Novel mutations in the gene for α-subunit of retinal cone cyclic nucleotide-gated channels in a Japanese patient with congenital achromatopsia

Kazuki Kuniyoshi, Sanae Muraki-Oda, Hisao Ueyama, Futoshi Toyoda, Hiroyuki Sakuramoto, Hisakazu Ogita, Motohiro Irifune, Shuji Yamamoto, Akira Nakao, Kazushige Tsunoda, Takeshi Iwata, Masahito Ohji, Yoshikazu Shimomura

To present the characteristics and pathology of a patient with congenital achromatopsia. The patient was a 22-year-old Japanese woman who was 8 years old when she first visited our clinic. Comprehensive ophthalmic examinations including visual acuity measurements, perimetry, optical coherence tomography (OCT), fundus autofluorescence (FAF) imaging, electroretinography (ERG), and color vision tests were performed. Her genomic DNA was used as the template for the amplification of exons of five candidate genes for achromatopsia; CNGA3, CNGB3, GNAT2, PDE6C, and PDE6H, and the amplified products were sequenced. A missense mutation, found in the CNGA3, was studied both electrophysiologically and biochemically.
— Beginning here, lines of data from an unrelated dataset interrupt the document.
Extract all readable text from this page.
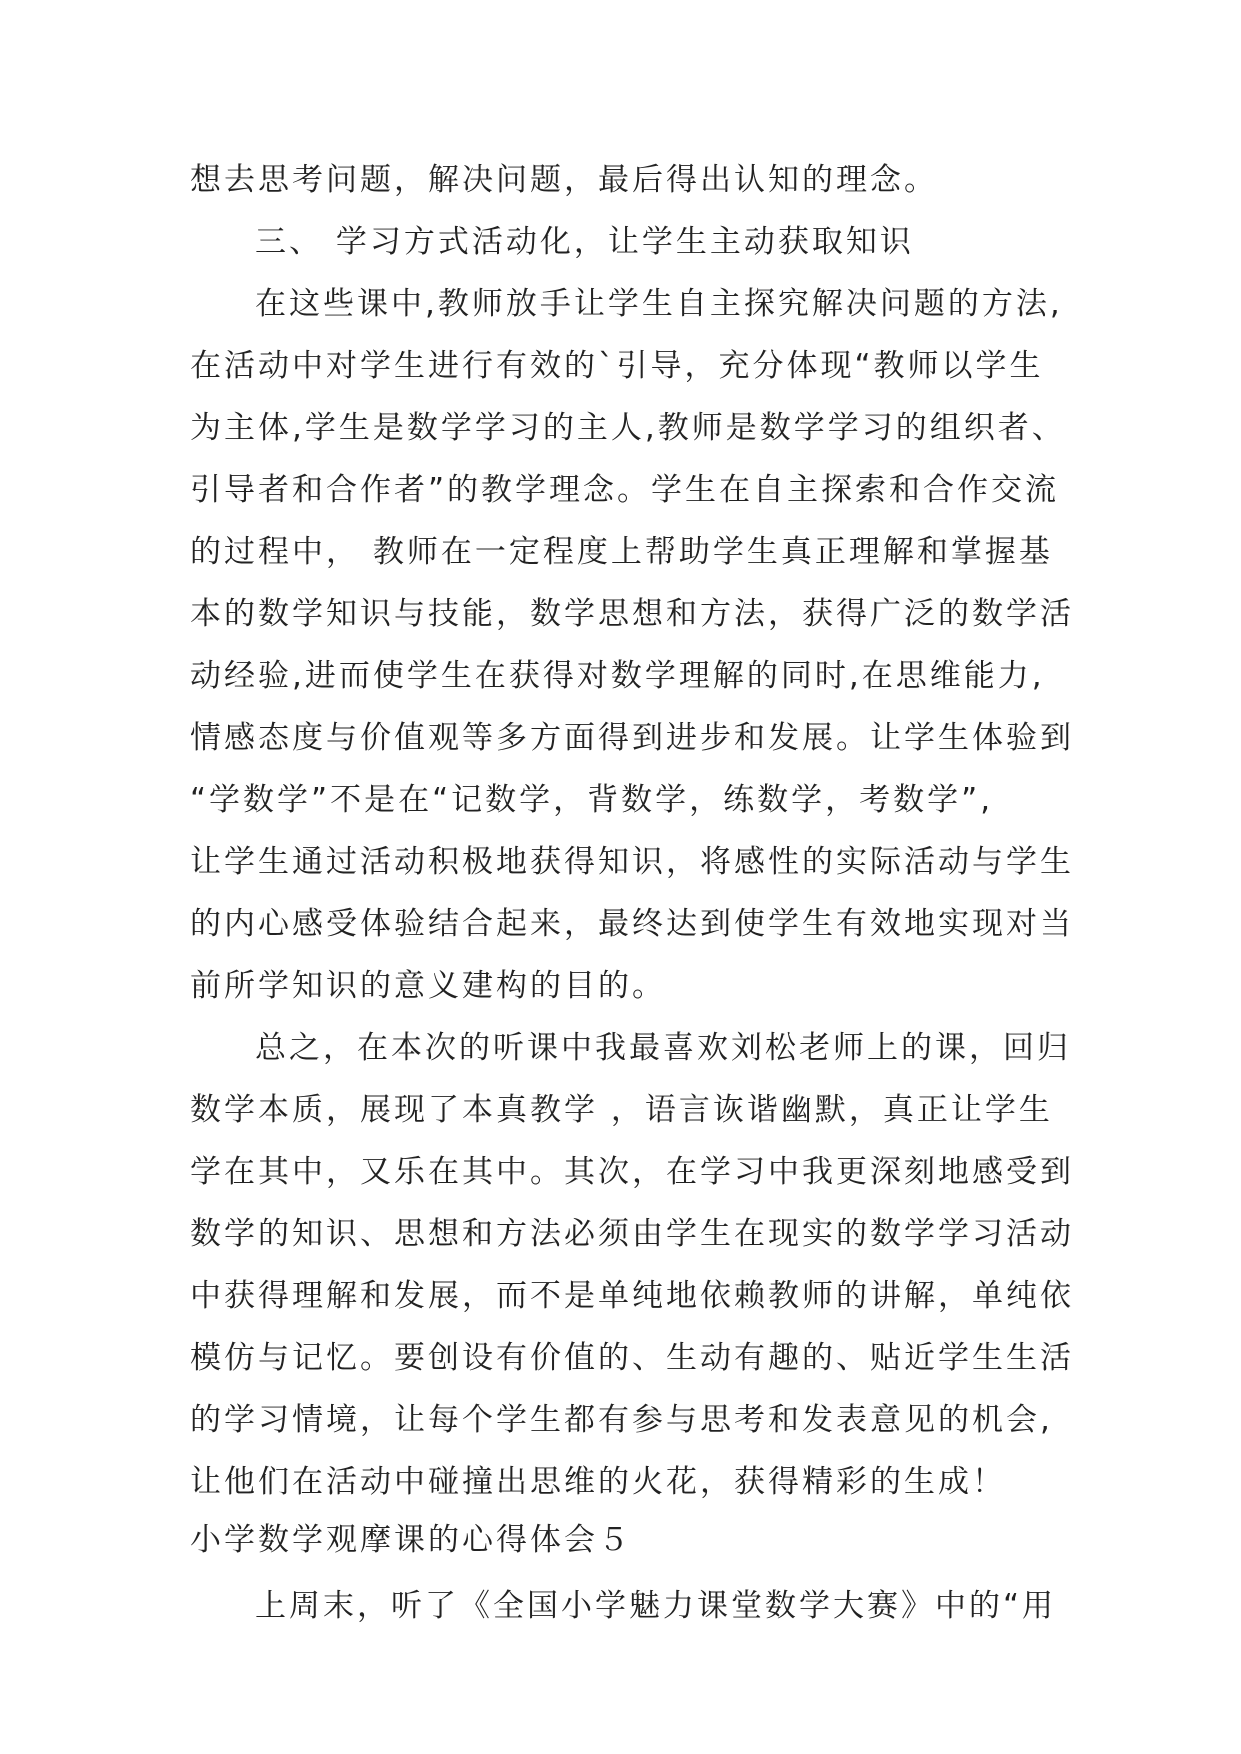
想去思考问题，解决问题，最后得出认知的理念。
三、 学习方式活动化，让学生主动获取知识
在这些课中,教师放手让学生自主探究解决问题的方法,
在活动中对学生进行有效的`引导，充分体现“教师以学生
为主体,学生是数学学习的主人,教师是数学学习的组织者、
引导者和合作者”的教学理念。学生在自主探索和合作交流
的过程中， 教师在一定程度上帮助学生真正理解和掌握基
本的数学知识与技能，数学思想和方法，获得广泛的数学活
动经验,进而使学生在获得对数学理解的同时,在思维能力,
情感态度与价值观等多方面得到进步和发展。让学生体验到
“学数学”不是在“记数学，背数学，练数学，考数学”,
让学生通过活动积极地获得知识，将感性的实际活动与学生
的内心感受体验结合起来，最终达到使学生有效地实现对当
前所学知识的意义建构的目的。
总之，在本次的听课中我最喜欢刘松老师上的课，回归
数学本质，展现了本真教学 ，语言诙谐幽默，真正让学生
学在其中，又乐在其中。其次，在学习中我更深刻地感受到
数学的知识、思想和方法必须由学生在现实的数学学习活动
中获得理解和发展，而不是单纯地依赖教师的讲解，单纯依
模仿与记忆。要创设有价值的、生动有趣的、贴近学生生活
的学习情境，让每个学生都有参与思考和发表意见的机会,
让他们在活动中碰撞出思维的火花，获得精彩的生成！
小学数学观摩课的心得体会５
上周末，听了《全国小学魅力课堂数学大赛》中的“用
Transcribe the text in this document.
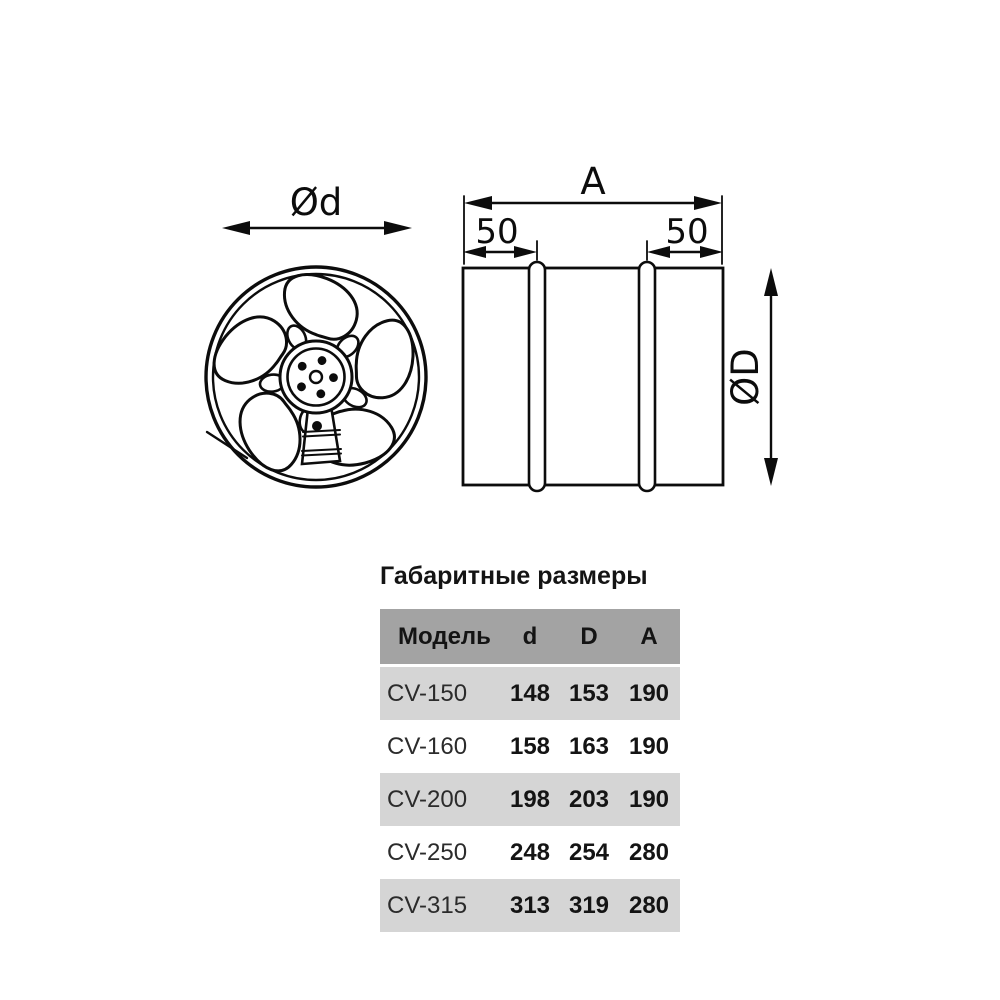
Ød	A
50	50
ØD
Габаритные размеры
Модель	d	D	A
CV-150	148 153 190
CV-160	158 163 190
CV-200	198 203 190
CV-250	248 254 280
CV-315	313 319 280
Her phenotype was typical of congenital complete achromatopsia. She was followed for 14 years, and her vision and fundus findings were stable. However, the scotopic ERG b-waves at age 22 were smaller than those at age 8, and her FAF images showed increased autofluorescence in both maculae. Genetic examinations revealed combined heterozygous mutations of c.997_998delGA and p.M424V in the CNGA3 gene. The homomeric channel consisting of the CNGA3 subunit with the p.M424V mutation had a weak cGMP-activated current in patch-clamp recordings. In heterologous expression analyses, the expression at the cell surface of the mutant CNGA3 subunit was about 28 % of the wild type. The two novel mutations found in the CNGA3 gene, c.997_998delGA and p.M424V, can cause complete achromatopsia. The vision of the patient was stationary until the third decade of life although the FAF was altered at the age of 22 years.